Do DNA sequences evolve more slowly if they play important biological roles?
For many genomics researchers, the answer is so self-evidently "yes" that the question is hardly worth asking. Indeed, they often regard sequence conservation between species, or the evolutionary constraint that it implies, as a clear indication of biological function.
And sometimes it is a good indication. But in general, as I described in my story this summer in Science, this connection is only weakly supported by experiments, such as the exhaustive exploration of 1% of the human genome in the pilot phase of the ENCODE project. That work found that roughly 40% of constrained sequences had no obvious biochemical function, while only half of biochemically active sequences seemed to be constrained.
One reason for this is that many important functions, such as markers for alternative splicing, 3D folding of transcribed RNA, or DNA structure that affects binding by proteins, may have an ambiguous signature in the DNA base sequence.
But another reason (there's always more than one!) is that evolutionary pressure depends on biological context.
Several of my sources for the Science story emphasized that redundancy can obscure the importance of a particular region of DNA. For example, deleting one region may not kill an animal, if another region does the same thing. By the same token, redundant sequences may be less visible to evolution, and therefore freer to change over time. Biologists know many cases of important new functions that have evolved from a duplicate copy of a gene.
But redundancy, in which two sequences play interchangeable roles, is only one of many ways that genetic regions affect each other, and a very simple one at that. As systems biologists have been revealing, the full set of interactions between different molecular species forms a rich, complex network, affectionately known as "the hairball."
For some biologists, the importance of context on evolution is obvious. When I spoke on this subject on Tuesday at The Stowers Institute, for example, Rong Li pointed to the work of Harvard systems biologist Mark Kirschner. Kirschner, notably in the 2005 book The Plausibility of Life that he coauthored with John Gerhart, describes biological systems as comprising rigid core components controlled by flexible regulatory linkages.

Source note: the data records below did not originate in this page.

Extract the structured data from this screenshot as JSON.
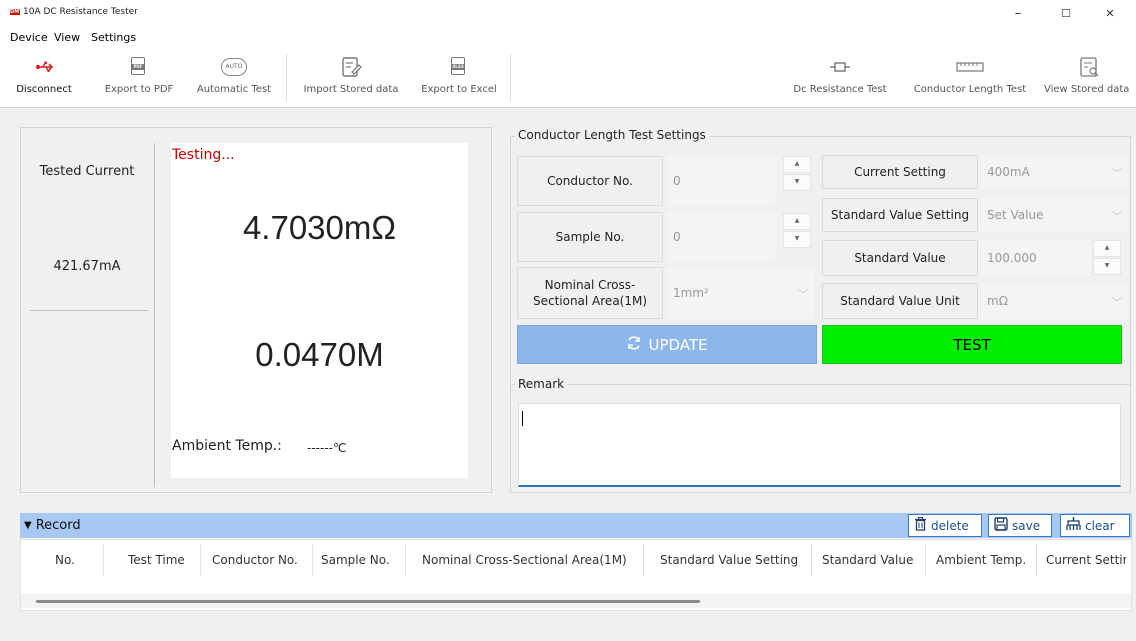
{
  "window": {
    "logo": "DMT",
    "title": "10A DC Resistance Tester",
    "controls": {
      "minimize": "–",
      "maximize": "☐",
      "close": "✕"
    }
  },
  "menu": [
    "Device",
    "View",
    "Settings"
  ],
  "toolbar": {
    "left": [
      {
        "label": "Disconnect",
        "icon": "usb-icon",
        "icon_text": ""
      },
      {
        "label": "Export to PDF",
        "icon": "pdf-icon",
        "icon_text": "PDF"
      },
      {
        "label": "Automatic Test",
        "icon": "auto-icon",
        "icon_text": "AUTO"
      },
      {
        "label": "Import Stored data",
        "icon": "import-icon",
        "icon_text": ""
      },
      {
        "label": "Export to Excel",
        "icon": "xlsx-icon",
        "icon_text": "XLSX"
      }
    ],
    "right": [
      {
        "label": "Dc Resistance Test",
        "icon": "resistor-icon"
      },
      {
        "label": "Conductor Length Test",
        "icon": "ruler-icon"
      },
      {
        "label": "View Stored data",
        "icon": "view-data-icon"
      }
    ]
  },
  "measure": {
    "tested_current_label": "Tested Current",
    "tested_current_value": "421.67mA",
    "status": "Testing...",
    "resistance": "4.7030mΩ",
    "length": "0.0470M",
    "ambient_label": "Ambient Temp.:",
    "ambient_value": "------℃"
  },
  "settings": {
    "title": "Conductor Length Test Settings",
    "conductor_no": {
      "label": "Conductor No.",
      "value": "0"
    },
    "sample_no": {
      "label": "Sample No.",
      "value": "0"
    },
    "cross_section": {
      "label": "Nominal Cross-Sectional Area(1M)",
      "value": "1mm²"
    },
    "current_setting": {
      "label": "Current Setting",
      "value": "400mA"
    },
    "standard_value_setting": {
      "label": "Standard Value Setting",
      "value": "Set Value"
    },
    "standard_value": {
      "label": "Standard Value",
      "value": "100.000"
    },
    "standard_value_unit": {
      "label": "Standard Value Unit",
      "value": "mΩ"
    },
    "update_label": "UPDATE",
    "test_label": "TEST"
  },
  "remark": {
    "title": "Remark",
    "text": ""
  },
  "record": {
    "title": "Record",
    "buttons": {
      "delete": "delete",
      "save": "save",
      "clear": "clear"
    },
    "columns": [
      "No.",
      "Test Time",
      "Conductor No.",
      "Sample No.",
      "Nominal Cross-Sectional Area(1M)",
      "Standard Value Setting",
      "Standard Value",
      "Ambient Temp.",
      "Current Settir"
    ]
  },
  "colors": {
    "status": "#c00000",
    "test_button": "#00ee00",
    "update_button": "#8db6ea",
    "record_bar": "#a7c8f3"
  }
}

The conserved core processes generally consist of many complex, precisely interacting pieces. They may be physical structures, like ribosome components, or systems of interactions like signaling pathways. Their structure and relationships are so finely tuned that any change is likely to disrupt their function, so their evolution will be highly constrained.

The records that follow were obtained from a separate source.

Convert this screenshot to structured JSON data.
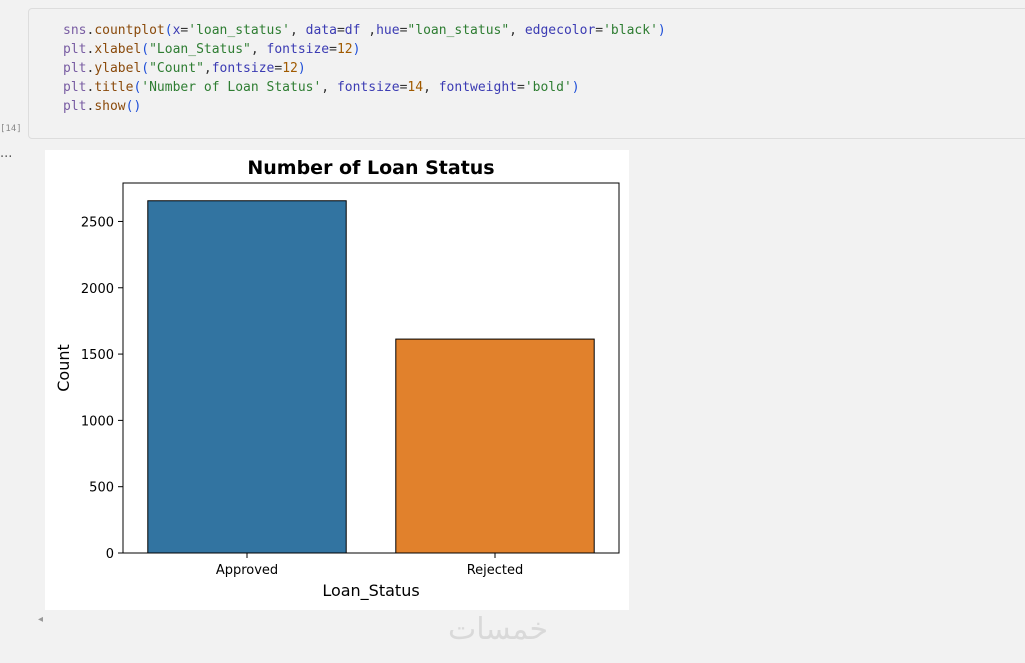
{
  "cell": {
    "execution_count": "[14]",
    "output_prompt": "...",
    "code_lines": [
      [
        [
          "sns",
          "tk-mod"
        ],
        [
          ".",
          "tk-pl"
        ],
        [
          "countplot",
          "tk-fn"
        ],
        [
          "(",
          "tk-p"
        ],
        [
          "x",
          "tk-arg"
        ],
        [
          "=",
          "tk-pl"
        ],
        [
          "'loan_status'",
          "tk-str"
        ],
        [
          ", ",
          "tk-pl"
        ],
        [
          "data",
          "tk-arg"
        ],
        [
          "=",
          "tk-pl"
        ],
        [
          "df",
          "tk-arg"
        ],
        [
          " ,",
          "tk-pl"
        ],
        [
          "hue",
          "tk-arg"
        ],
        [
          "=",
          "tk-pl"
        ],
        [
          "\"loan_status\"",
          "tk-str"
        ],
        [
          ", ",
          "tk-pl"
        ],
        [
          "edgecolor",
          "tk-arg"
        ],
        [
          "=",
          "tk-pl"
        ],
        [
          "'black'",
          "tk-str"
        ],
        [
          ")",
          "tk-p"
        ]
      ],
      [
        [
          "plt",
          "tk-mod"
        ],
        [
          ".",
          "tk-pl"
        ],
        [
          "xlabel",
          "tk-fn"
        ],
        [
          "(",
          "tk-p"
        ],
        [
          "\"Loan_Status\"",
          "tk-str"
        ],
        [
          ", ",
          "tk-pl"
        ],
        [
          "fontsize",
          "tk-arg"
        ],
        [
          "=",
          "tk-pl"
        ],
        [
          "12",
          "tk-num"
        ],
        [
          ")",
          "tk-p"
        ]
      ],
      [
        [
          "plt",
          "tk-mod"
        ],
        [
          ".",
          "tk-pl"
        ],
        [
          "ylabel",
          "tk-fn"
        ],
        [
          "(",
          "tk-p"
        ],
        [
          "\"Count\"",
          "tk-str"
        ],
        [
          ",",
          "tk-pl"
        ],
        [
          "fontsize",
          "tk-arg"
        ],
        [
          "=",
          "tk-pl"
        ],
        [
          "12",
          "tk-num"
        ],
        [
          ")",
          "tk-p"
        ]
      ],
      [
        [
          "plt",
          "tk-mod"
        ],
        [
          ".",
          "tk-pl"
        ],
        [
          "title",
          "tk-fn"
        ],
        [
          "(",
          "tk-p"
        ],
        [
          "'Number of Loan Status'",
          "tk-str"
        ],
        [
          ", ",
          "tk-pl"
        ],
        [
          "fontsize",
          "tk-arg"
        ],
        [
          "=",
          "tk-pl"
        ],
        [
          "14",
          "tk-num"
        ],
        [
          ", ",
          "tk-pl"
        ],
        [
          "fontweight",
          "tk-arg"
        ],
        [
          "=",
          "tk-pl"
        ],
        [
          "'bold'",
          "tk-str"
        ],
        [
          ")",
          "tk-p"
        ]
      ],
      [
        [
          "plt",
          "tk-mod"
        ],
        [
          ".",
          "tk-pl"
        ],
        [
          "show",
          "tk-fn"
        ],
        [
          "()",
          "tk-p"
        ]
      ]
    ]
  },
  "chart_data": {
    "type": "bar",
    "title": "Number of Loan Status",
    "xlabel": "Loan_Status",
    "ylabel": "Count",
    "categories": [
      "Approved",
      "Rejected"
    ],
    "values": [
      2656,
      1613
    ],
    "colors": [
      "#3274a1",
      "#e1812c"
    ],
    "edgecolor": "#000000",
    "ylim": [
      0,
      2790
    ],
    "yticks": [
      0,
      500,
      1000,
      1500,
      2000,
      2500
    ],
    "grid": false,
    "legend": "none"
  },
  "watermark": {
    "text": "خمسات"
  },
  "icons": {
    "scroll_left": "◂"
  }
}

In contrast, the flexible regulatory processes that link these core components can fine-tune the timing, location, or degree of activity of the conserved core processes. Such changes are at the heart of much biological innovation. For example, the core components that lead to the segmented body plan of insects are broadly similar, at a genetic level, to those that govern our own development. Our obvious differences arise from the way these components are arranged in time and space during development.

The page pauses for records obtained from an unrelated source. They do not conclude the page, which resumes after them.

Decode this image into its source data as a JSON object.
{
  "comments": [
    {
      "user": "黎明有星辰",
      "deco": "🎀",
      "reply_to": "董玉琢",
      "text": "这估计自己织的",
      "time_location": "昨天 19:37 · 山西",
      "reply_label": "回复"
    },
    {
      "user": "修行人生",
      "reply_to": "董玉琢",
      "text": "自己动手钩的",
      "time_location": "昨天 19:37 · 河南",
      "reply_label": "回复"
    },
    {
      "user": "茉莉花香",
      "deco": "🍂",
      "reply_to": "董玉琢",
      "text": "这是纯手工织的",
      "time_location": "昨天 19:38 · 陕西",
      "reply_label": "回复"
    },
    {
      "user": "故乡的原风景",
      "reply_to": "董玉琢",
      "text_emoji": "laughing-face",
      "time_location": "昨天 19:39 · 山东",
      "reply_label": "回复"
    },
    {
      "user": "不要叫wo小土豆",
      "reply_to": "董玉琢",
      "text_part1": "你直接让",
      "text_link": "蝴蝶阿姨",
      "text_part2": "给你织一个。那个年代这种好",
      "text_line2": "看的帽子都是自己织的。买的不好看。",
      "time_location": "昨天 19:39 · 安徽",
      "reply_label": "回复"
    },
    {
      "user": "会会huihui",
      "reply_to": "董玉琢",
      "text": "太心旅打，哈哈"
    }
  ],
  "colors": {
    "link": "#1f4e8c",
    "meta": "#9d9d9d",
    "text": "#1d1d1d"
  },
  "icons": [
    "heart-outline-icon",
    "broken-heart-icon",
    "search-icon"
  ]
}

The weak predictive power of conservation is particularly relevant as researchers comb the non-protein-coding 98.5% of the genome for new functions. Many of these non-coding DNA sequences are regulatory, so they may evolve faster. Indeed, Mike Snyder of Yale University observed a rapid loss of similarity in regulatory RNA between even closely-related species in deep sequencing studies he described at a symposium at the New York Academy of Sciences (nonmembers can get to my write-up by following the "Go Deep" link at the NYAS section of my website).
Quantifying how evolutionary pressures depend on the way genes interact is likely to keep theorists busy for years to come. But it is clear that the significance of evolutionary constraint in a DNA sequence--or its absence--depends very much on where it fits in the larger biological picture.